Indeks menguat berkat optimisme yang muncul setelah pemerintah menyetujui RUU Pengampunan Pajak. Menurut Riset Ekonomi dan Industri PT Bank Central Asia Tbk (BCA), pengesahan RUU Pengampunan Pajak akan menjadi angin segar dan berpotensi menjadi pendorong bursa.

Perusahaan di industri otomotif, perbankan, properti dan infrastruktur akan mendapat keuntungan dari kebijakan ini. Hal ini akan membuat indeks punya peluang untuk bergerak positif di perdagangan hari ini.

Selain itu, pemerintah juga sudah mengesahkan APBN-P 2016 dengan defisit anggaran yang diturunkan menjadi 2,35% dari PDB. Indeks pun diperkirakan bergerak di rentang 4.825-4.920 dan melanjutkan optimisme pasar.

Namun, investor juga perlu waspada karena penguatan indeks bisa dimanfaatkan untuk aksi ambil untung. Momentum negatif dari aksi penjualan pelaku pasar akibat efek Brexit sudah mereda dan hal ini terlihat dari beberapa mata uang yang mulai menguat.

Investor berspekulasi dampak dari sentimen Brexit akan memicu pemerintah melakukan pelonggaran kebijakan yang pro pasar. Sentimen selanjutnya akan fokus pada tingkat kepercayaan konsumen di Eropa, rencana stimulus tambahan dari bank sentral Jepang (BoJ), tingkat inflasi di Jerman, tingkat kemampuan konsumen, penghasilan, penjualan rumah dan stok persediaan minyak di Amerika Serikat (AS).

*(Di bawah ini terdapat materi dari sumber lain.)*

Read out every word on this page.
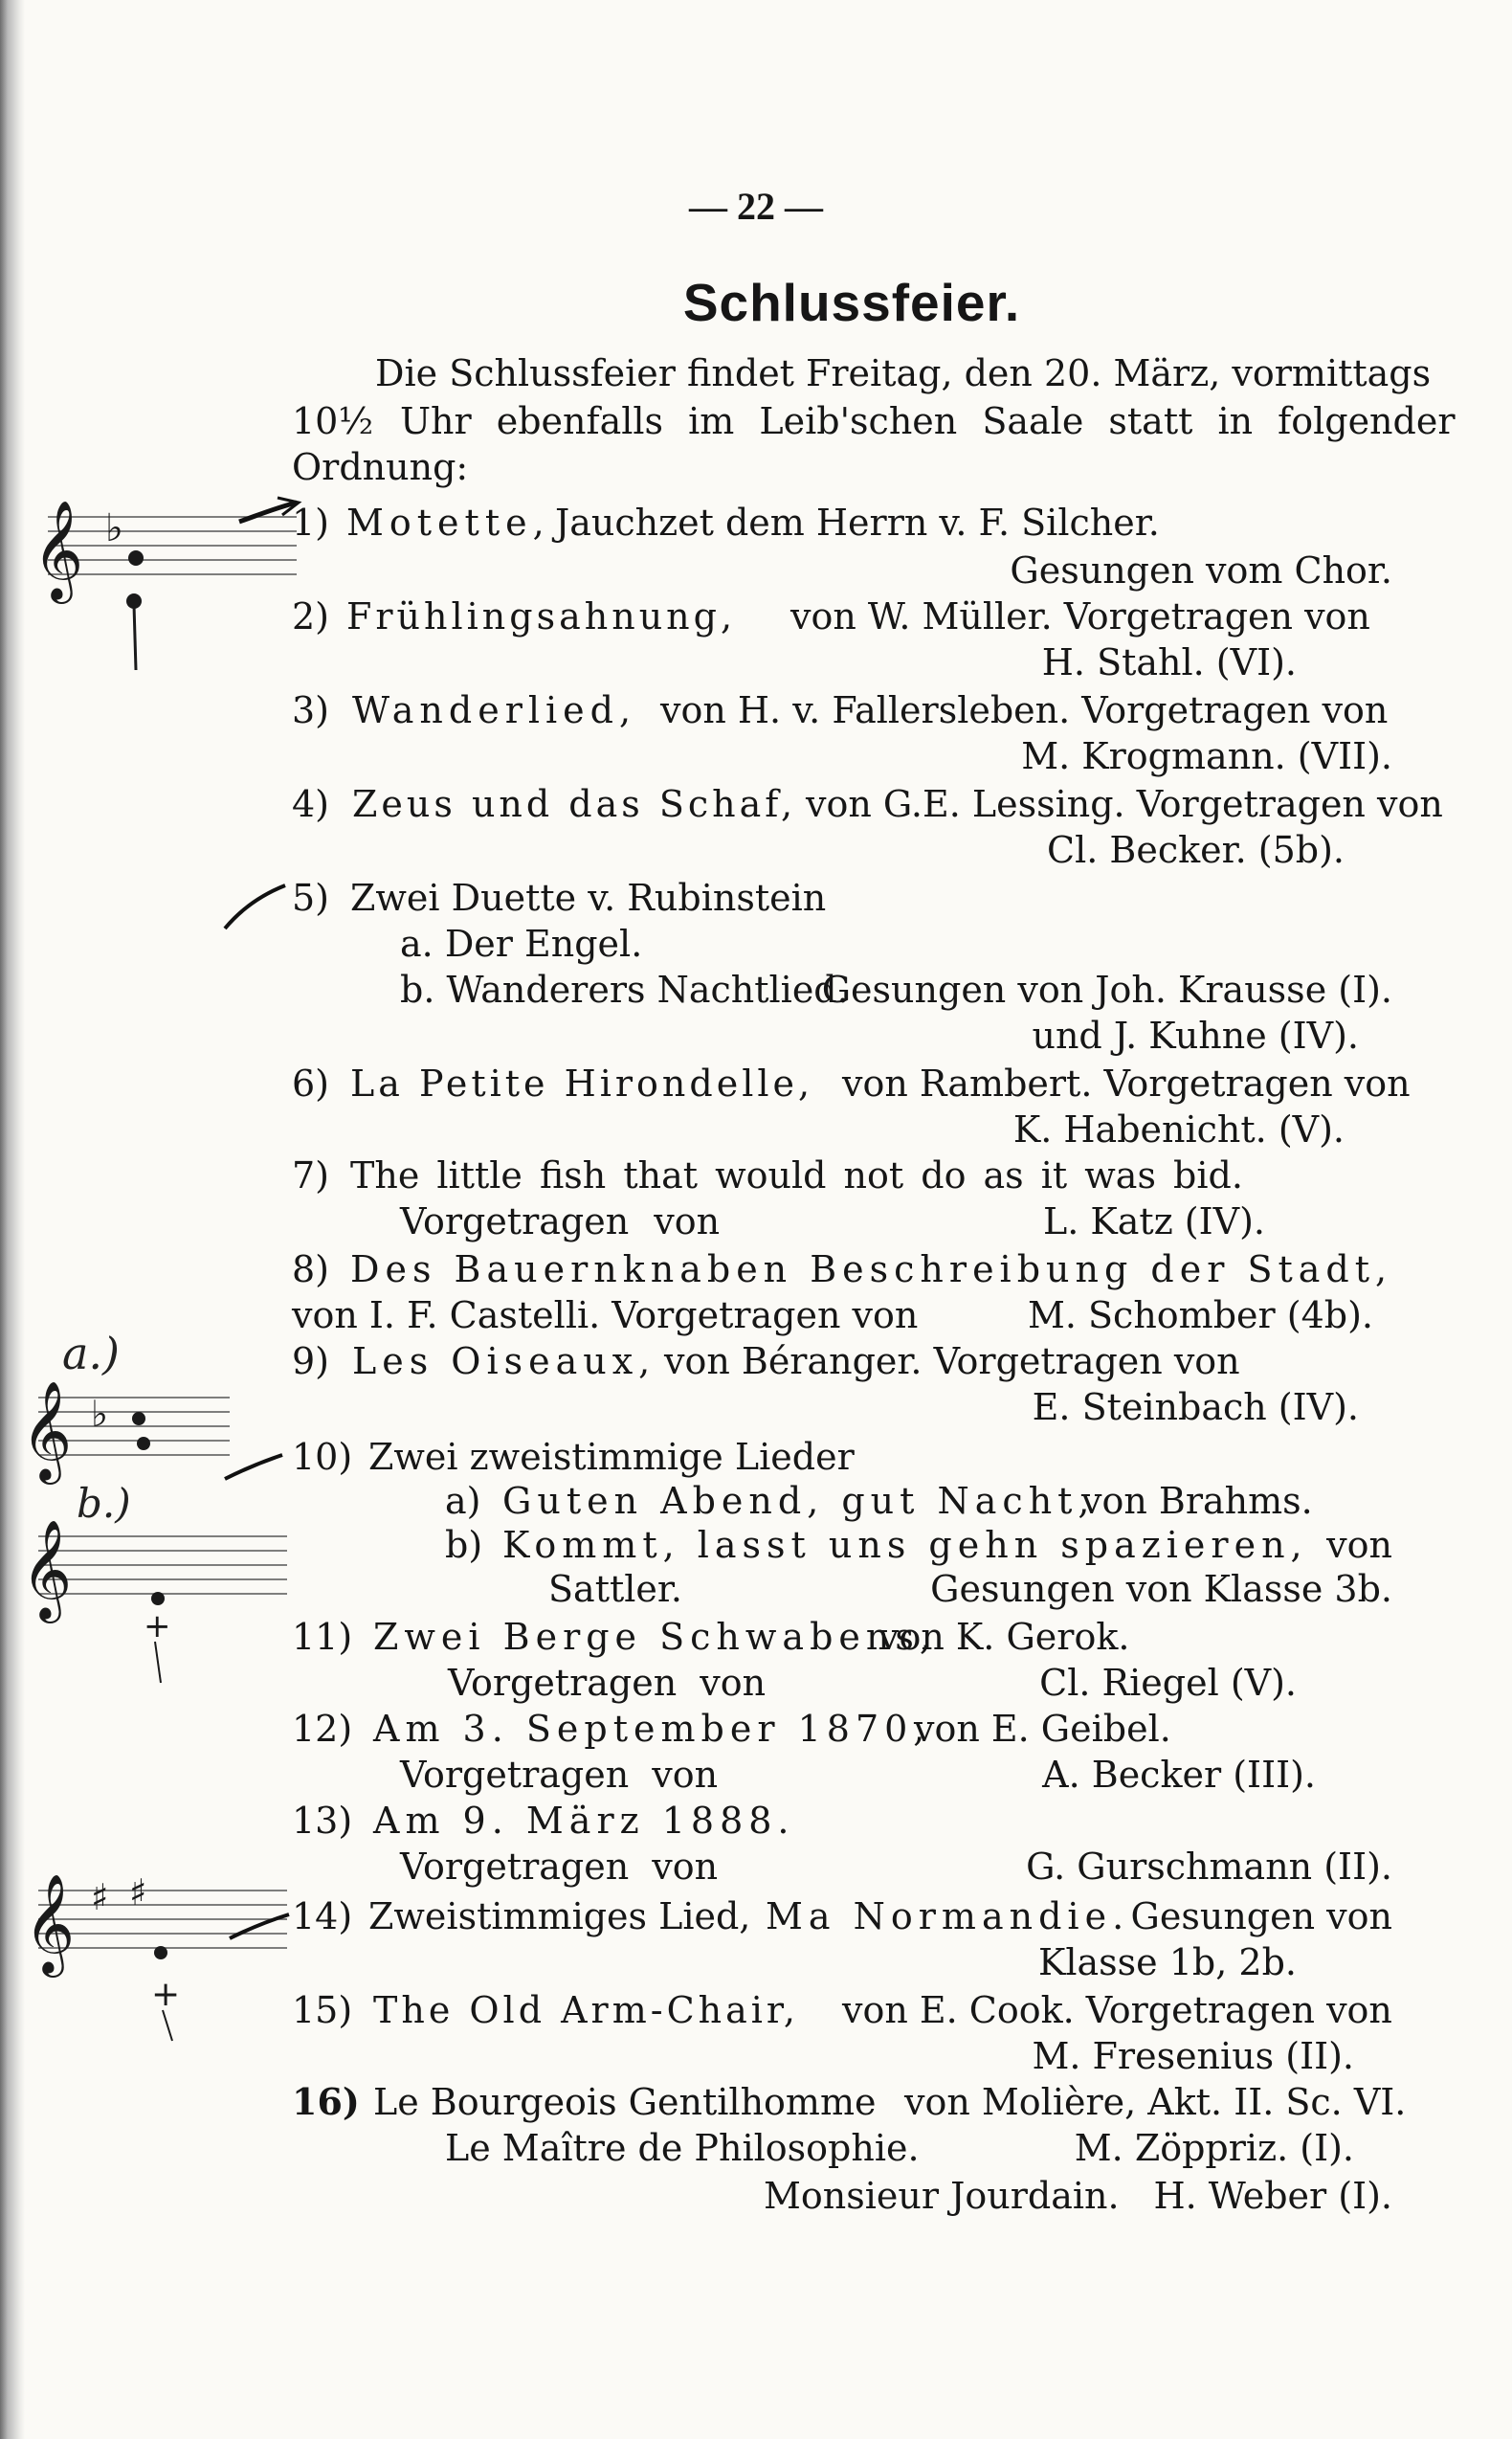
— 22 —
Schlussfeier.
Die Schlussfeier findet Freitag, den 20. März, vormittags
10½ Uhr ebenfalls im Leib'schen Saale statt in folgender
Ordnung:
1) Motette, Jauchzet dem Herrn v. F. Silcher.
Gesungen vom Chor.
2) Frühlingsahnung, von W. Müller. Vorgetragen von
H. Stahl. (VI).
3) Wanderlied, von H. v. Fallersleben. Vorgetragen von
M. Krogmann. (VII).
4) Zeus und das Schaf, von G.E. Lessing. Vorgetragen von
Cl. Becker. (5b).
5) Zwei Duette v. Rubinstein
a. Der Engel.
b. Wanderers Nachtlied.
Gesungen von Joh. Krausse (I).
und J. Kuhne (IV).
6) La Petite Hirondelle, von Rambert. Vorgetragen von
K. Habenicht. (V).
7) The little fish that would not do as it was bid.
Vorgetragen von	L. Katz (IV).
8) Des Bauernknaben Beschreibung der Stadt,
von I. F. Castelli. Vorgetragen von	M. Schomber (4b).
9) Les Oiseaux, von Béranger. Vorgetragen von
E. Steinbach (IV).
10) Zwei zweistimmige Lieder
a) Guten Abend, gut Nacht,
von Brahms.
b) Kommt, lasst uns gehn spazieren, von
Sattler.	Gesungen von Klasse 3b.
11) Zwei Berge Schwabens,
von K. Gerok.
Vorgetragen von	Cl. Riegel (V).
12) Am 3. September 1870,
von E. Geibel.
Vorgetragen von	A. Becker (III).
13) Am 9. März 1888.
Vorgetragen von	G. Gurschmann (II).
14) Zweistimmiges Lied, Ma Normandie. Gesungen von
Klasse 1b, 2b.
15) The Old Arm-Chair, von E. Cook. Vorgetragen von
M. Fresenius (II).
16) Le Bourgeois Gentilhomme von Molière, Akt. II. Sc. VI.
Le Maître de Philosophie.	M. Zöppriz. (I).
Monsieur Jourdain. H. Weber (I).
𝄞 ♭
a.)
𝄞 ♭
b.)
𝄞
+
𝄞 ♯ ♯
+
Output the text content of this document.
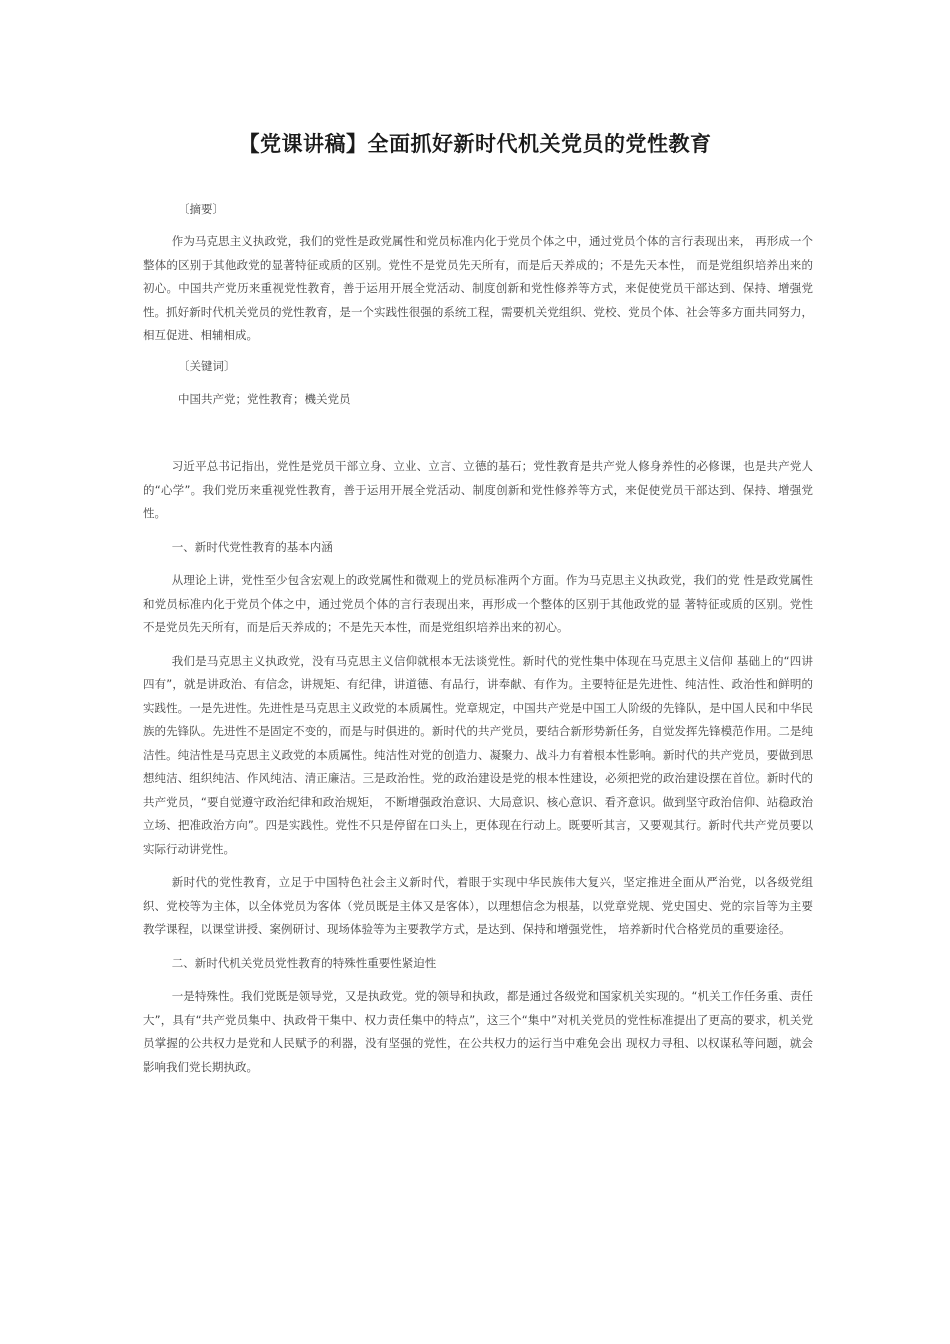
【党课讲稿】全面抓好新时代机关党员的党性教育
〔摘要〕

作为马克思主义执政党，我们的党性是政党属性和党员标准内化于党员个体之中，通过党员个体的言行表现出来， 再形成一个整体的区别于其他政党的显著特征或质的区别。党性不是党员先天所有，而是后天养成的；不是先天本性， 而是党组织培养出来的初心。中国共产党历来重视党性教育，善于运用开展全党活动、制度创新和党性修养等方式，来促使党员干部达到、保持、增强党性。抓好新时代机关党员的党性教育，是一个实践性很强的系统工程，需要机关党组织、党校、党员个体、社会等多方面共同努力，相互促进、相辅相成。

〔关键词〕
中国共产党；党性教育；機关党员

习近平总书记指出，党性是党员干部立身、立业、立言、立德的基石；党性教育是共产党人修身养性的必修课，也是共产党人的“心学”。我们党历来重视党性教育，善于运用开展全党活动、制度创新和党性修养等方式，来促使党员干部达到、保持、增强党性。

一、新时代党性教育的基本内涵

从理论上讲，党性至少包含宏观上的政党属性和微观上的党员标准两个方面。作为马克思主义执政党，我们的党 性是政党属性和党员标准内化于党员个体之中，通过党员个体的言行表现出来，再形成一个整体的区别于其他政党的显 著特征或质的区别。党性不是党员先天所有，而是后天养成的；不是先天本性，而是党组织培养出来的初心。

我们是马克思主义执政党，没有马克思主义信仰就根本无法谈党性。新时代的党性集中体现在马克思主义信仰 基础上的“四讲四有”，就是讲政治、有信念，讲规矩、有纪律，讲道德、有品行，讲奉献、有作为。主要特征是先进性、纯洁性、政治性和鲜明的实践性。一是先进性。先进性是马克思主义政党的本质属性。党章规定，中国共产党是中国工人阶级的先锋队，是中国人民和中华民族的先锋队。先进性不是固定不变的，而是与时俱进的。新时代的共产党员，要结合新形势新任务，自觉发挥先锋模范作用。二是纯洁性。纯洁性是马克思主义政党的本质属性。纯洁性对党的创造力、凝聚力、战斗力有着根本性影响。新时代的共产党员，要做到思想纯洁、组织纯洁、作风纯洁、清正廉洁。三是政治性。党的政治建设是党的根本性建设，必须把党的政治建设摆在首位。新时代的共产党员，“要自觉遵守政治纪律和政治规矩， 不断增强政治意识、大局意识、核心意识、看齐意识。做到坚守政治信仰、站稳政治立场、把准政治方向”。四是实践性。党性不只是停留在口头上，更体现在行动上。既要听其言，又要观其行。新时代共产党员要以实际行动讲党性。

新时代的党性教育，立足于中国特色社会主义新时代，着眼于实现中华民族伟大复兴，坚定推进全面从严治党，以各级党组织、党校等为主体，以全体党员为客体（党员既是主体又是客体），以理想信念为根基，以党章党规、党史国史、党的宗旨等为主要教学课程，以课堂讲授、案例研讨、现场体验等为主要教学方式，是达到、保持和增强党性， 培养新时代合格党员的重要途径。

二、新时代机关党员党性教育的特殊性重要性紧迫性

一是特殊性。我们党既是领导党，又是执政党。党的领导和执政，都是通过各级党和国家机关实现的。“机关工作任务重、责任大”，具有“共产党员集中、执政骨干集中、权力责任集中的特点”，这三个“集中”对机关党员的党性标准提出了更高的要求，机关党员掌握的公共权力是党和人民赋予的利器，没有坚强的党性，在公共权力的运行当中难免会出 现权力寻租、以权谋私等问题，就会影响我们党长期执政。
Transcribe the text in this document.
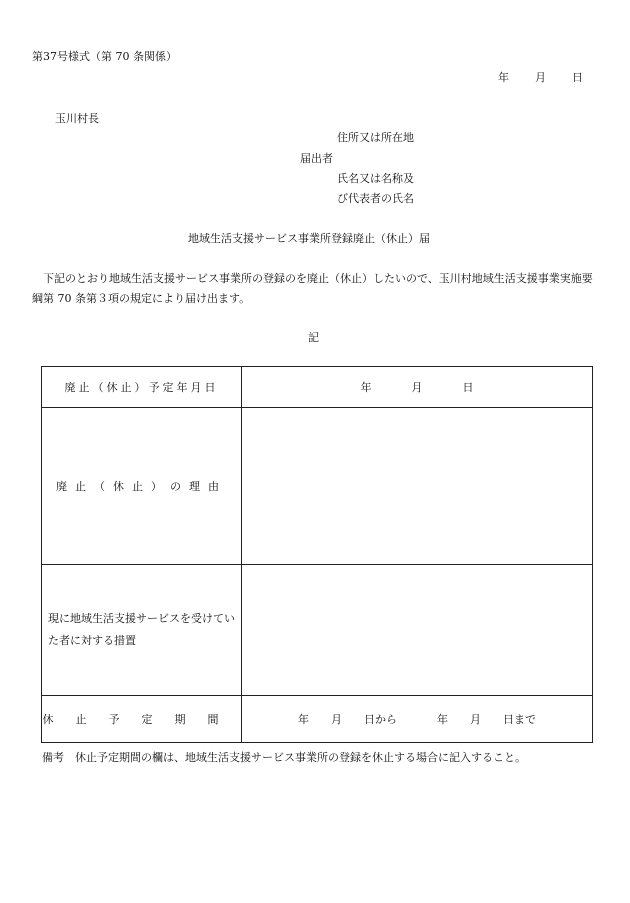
第37号様式（第 70 条関係）
年 月 日
玉川村長
住所又は所在地
届出者
氏名又は名称及
び代表者の氏名
地域生活支援サービス事業所登録廃止（休止）届
下記のとおり地域生活支援サービス事業所の登録のを廃止（休止）したいので、玉川村地域生活支援事業実施要綱第 70 条第３項の規定により届け出ます。
記
廃止（休止）予定年月日	年 月 日
廃止（休止）の理由	
現に地域生活支援サービスを受けていた者に対する措置	
休止予定期間	年 月 日から 年 月 日まで
備考　休止予定期間の欄は、地域生活支援サービス事業所の登録を休止する場合に記入すること。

Harga minyak juga mulai merangkak naik seiring pelemahan dolar AS dan ekspektasi turunnya persediaan minyak AS.

Jelang libur panjang, investor jangka pendek perlu waspada, sedangkan investor jangka menengah dan panjang sebaiknya tak melewatkan momentum koreksi wajar untuk melakukan akumulasi pembelian mengingat indeks masih berada dalam fase uptrend jangka panjang.

Di pasar spot, nilai tukar rupiah terhadap dolar AS berhasil ditutup menguat tajam. Penguatan 1,22% membawa rupiah melaju ke level 13.188.